Construction firm in court over worker’s multiple injuries
A Glasgow based construction company has been fined for serious safety failings after a worker was severely injured when he was crushed under nearly two tonnes of plasterboard.
The injured man, a joiner for a building services company, was putting up plasterboards inside an extension at a house in Cochno Road East, Duntocher, when the incident happened in icy conditions on 6 January 2011.
Dumbarton Sheriff Court was told that his employer, had brought more plasterboards sheets for the job and was using a forklift truck to lift the load onto the site. He drove the unsecured load of 82 plasterboard sheets, weighing 1925kg, down the road towards the extension and began to lower them into a courtyard. The court heard that the forks were iced up and the road had not been gritted.
The worker, then 36, and another employee were in the courtyard below the forklift and watched the boom extend over a demolished wall. As the workers began to guide the load from the forklift to the ground the injured man, who was not wearing a hi-vis vest and could not see the forklift operator, noticed the plasterboard move. As he tried to get out of the way, he slipped. The load fell off the forks and landed on him trapping him.

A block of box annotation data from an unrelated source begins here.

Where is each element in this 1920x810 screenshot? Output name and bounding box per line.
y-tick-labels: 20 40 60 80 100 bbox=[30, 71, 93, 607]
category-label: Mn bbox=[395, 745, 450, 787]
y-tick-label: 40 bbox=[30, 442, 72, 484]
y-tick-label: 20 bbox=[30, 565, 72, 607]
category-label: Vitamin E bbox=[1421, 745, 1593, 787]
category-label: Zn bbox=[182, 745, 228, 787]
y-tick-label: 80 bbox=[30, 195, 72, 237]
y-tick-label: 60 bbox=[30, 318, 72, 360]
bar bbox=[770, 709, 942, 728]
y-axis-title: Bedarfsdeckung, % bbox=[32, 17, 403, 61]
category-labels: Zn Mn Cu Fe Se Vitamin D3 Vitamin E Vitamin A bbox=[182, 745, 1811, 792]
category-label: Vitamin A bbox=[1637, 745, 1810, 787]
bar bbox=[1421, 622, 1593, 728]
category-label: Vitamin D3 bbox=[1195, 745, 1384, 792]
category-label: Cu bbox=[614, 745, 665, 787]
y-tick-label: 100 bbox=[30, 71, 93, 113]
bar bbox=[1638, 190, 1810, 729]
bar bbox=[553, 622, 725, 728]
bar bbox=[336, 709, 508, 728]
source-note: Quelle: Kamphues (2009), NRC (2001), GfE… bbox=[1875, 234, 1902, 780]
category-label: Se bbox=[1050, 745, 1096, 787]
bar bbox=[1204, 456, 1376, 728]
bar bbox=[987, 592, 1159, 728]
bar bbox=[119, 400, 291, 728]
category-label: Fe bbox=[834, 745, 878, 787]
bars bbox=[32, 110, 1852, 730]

On hearing his screams, the other site workers tried to lift the plasterboard but as it was too heavy, The forklift was driven into the courtyard to lift the boards off the worker.
He was taken to hospital with a broken rib, pelvis, punctured lung and fractures to his right ankle and both legs. He returned to work after five months but continued to suffer from chronic pain and resigned a year later. However, he returned to the company in April this year.
The company was prosecuted after a Health and Safety Executive investigation found that the company failed to address how the plasterboard could be lifted and moved safely, particularly at the time when the site was badly affected by ice.
The court was told the forklift driver had not received basic training in using a forklift truck. A trained operator would have considered the safest route and ensured that people would not be working in the area while material was being unloaded. He would also have recognised that there was ice on the forks of the truck which would make the load more likely to move.
The company, of Drymen Road, Bearsden, Glasgow, was fined £8,000 after pleading guilty to breaching Section 2 of the Health and Safety at Work etc Act 1974.